Kedah is the northernmost State on the west coast of Malaya. Kedah is a monarchy under a hereditary Sultan, which in the 18th century had became a tributary state to Siam. At the end of the 18th century, the British had occupied Penang, and at the beginning of the 19th century, Province Wellesley on the mainland coast opposite Penang Island: both areas were leased from the Sultan of Kedah. The Sultanate thereafter had to deal with the ever-growing British influence and its Siamese connection. In 1909, in the Treaty of Bangkok between Britain and Thailand, it was agreed that Kedah (with all the states to its south) would henceforth be British Protectorates, while all those states to the north of Kedah would belong to Thailand (included in the Thai area was Satun, historically part of Kedah).
The archives of the Sultanate date back to the period of 1882 to 1943, and illustrate very clearly this tense period of colonial expansion. These archives are beautifully prepared official letters and records of the Kedah Royal Palace comprising official letters written to the Kings and Governors of Siam and British residents, Royal Diary, proceedings of the State Council, the State Budget and many other documents, including copies of royal household expenditure accounts.

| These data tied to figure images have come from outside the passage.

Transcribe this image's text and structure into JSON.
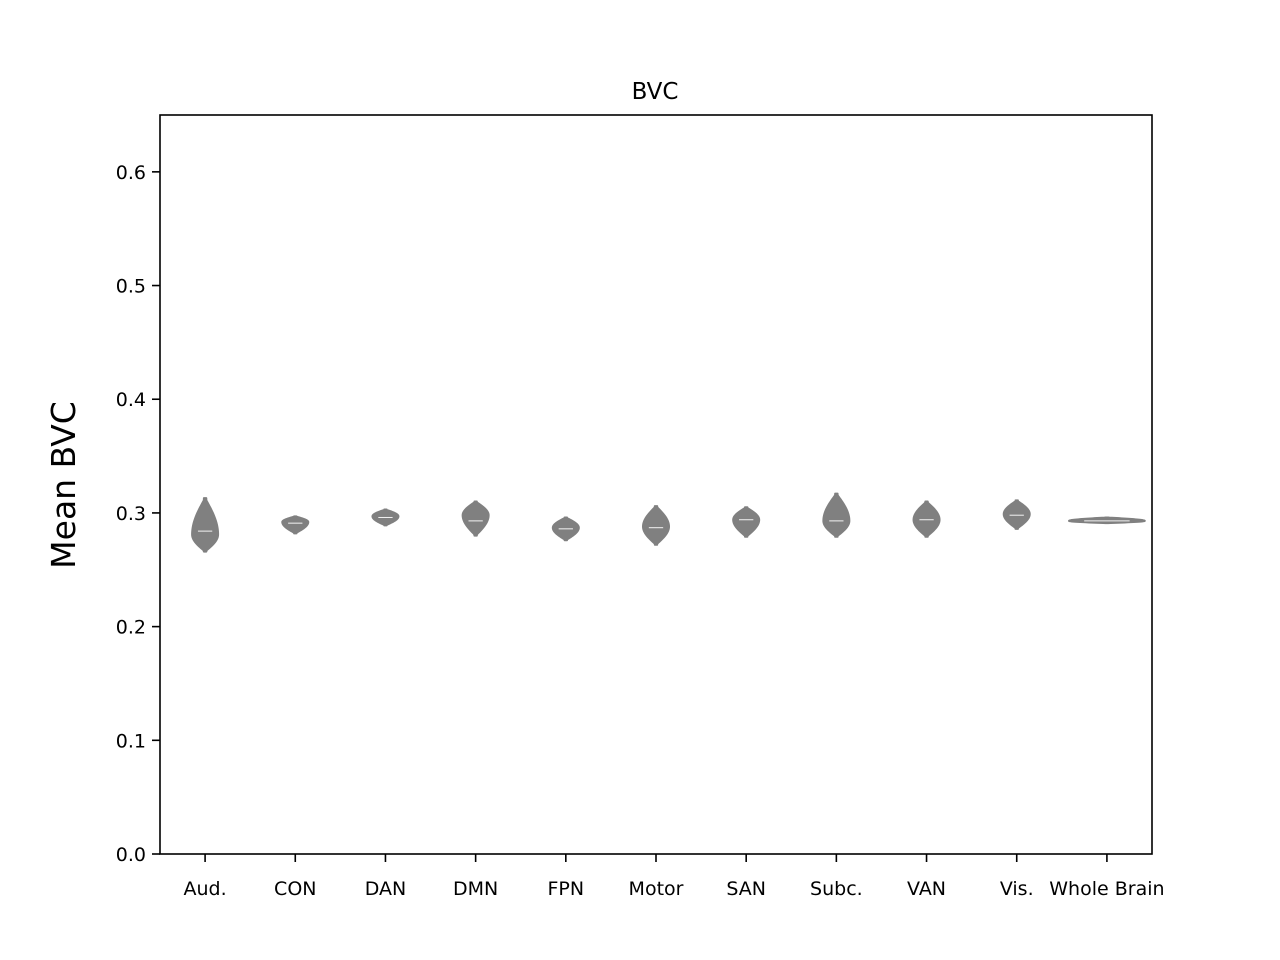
{
  "chart_data": {
    "type": "violin",
    "title": "BVC",
    "xlabel": "",
    "ylabel": "Mean BVC",
    "ylim": [
      0,
      0.65
    ],
    "yticks": [
      "0.0",
      "0.1",
      "0.2",
      "0.3",
      "0.4",
      "0.5",
      "0.6"
    ],
    "grid": false,
    "color": "#808080",
    "categories": [
      "Aud.",
      "CON",
      "DAN",
      "DMN",
      "FPN",
      "Motor",
      "SAN",
      "Subc.",
      "VAN",
      "Vis.",
      "Whole Brain"
    ],
    "series": [
      {
        "category": "Aud.",
        "min": 0.266,
        "max": 0.313,
        "mode": 0.281,
        "median": 0.284
      },
      {
        "category": "CON",
        "min": 0.282,
        "max": 0.297,
        "mode": 0.292,
        "median": 0.291
      },
      {
        "category": "DAN",
        "min": 0.289,
        "max": 0.303,
        "mode": 0.297,
        "median": 0.296
      },
      {
        "category": "DMN",
        "min": 0.28,
        "max": 0.31,
        "mode": 0.298,
        "median": 0.293
      },
      {
        "category": "FPN",
        "min": 0.276,
        "max": 0.296,
        "mode": 0.287,
        "median": 0.286
      },
      {
        "category": "Motor",
        "min": 0.272,
        "max": 0.306,
        "mode": 0.288,
        "median": 0.287
      },
      {
        "category": "SAN",
        "min": 0.279,
        "max": 0.305,
        "mode": 0.294,
        "median": 0.294
      },
      {
        "category": "Subc.",
        "min": 0.279,
        "max": 0.317,
        "mode": 0.293,
        "median": 0.293
      },
      {
        "category": "VAN",
        "min": 0.279,
        "max": 0.31,
        "mode": 0.294,
        "median": 0.294
      },
      {
        "category": "Vis.",
        "min": 0.286,
        "max": 0.311,
        "mode": 0.299,
        "median": 0.298
      },
      {
        "category": "Whole Brain",
        "min": 0.291,
        "max": 0.296,
        "mode": 0.293,
        "median": 0.293
      }
    ]
  }
}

Altogether there are 14 bound volumes of 2,591 documents written in Jawi script.
Being the only available written historical evidence of the Malay Sultanate prior to the advent of western-style colonialism, the collection is critically important to the history of Malaysia and it provides a unique insight into how a small state in the area tried to keep afloat as the great powers squabbled over it. This documentary heritage was inscribed on the International Memory of the World Register in 2001.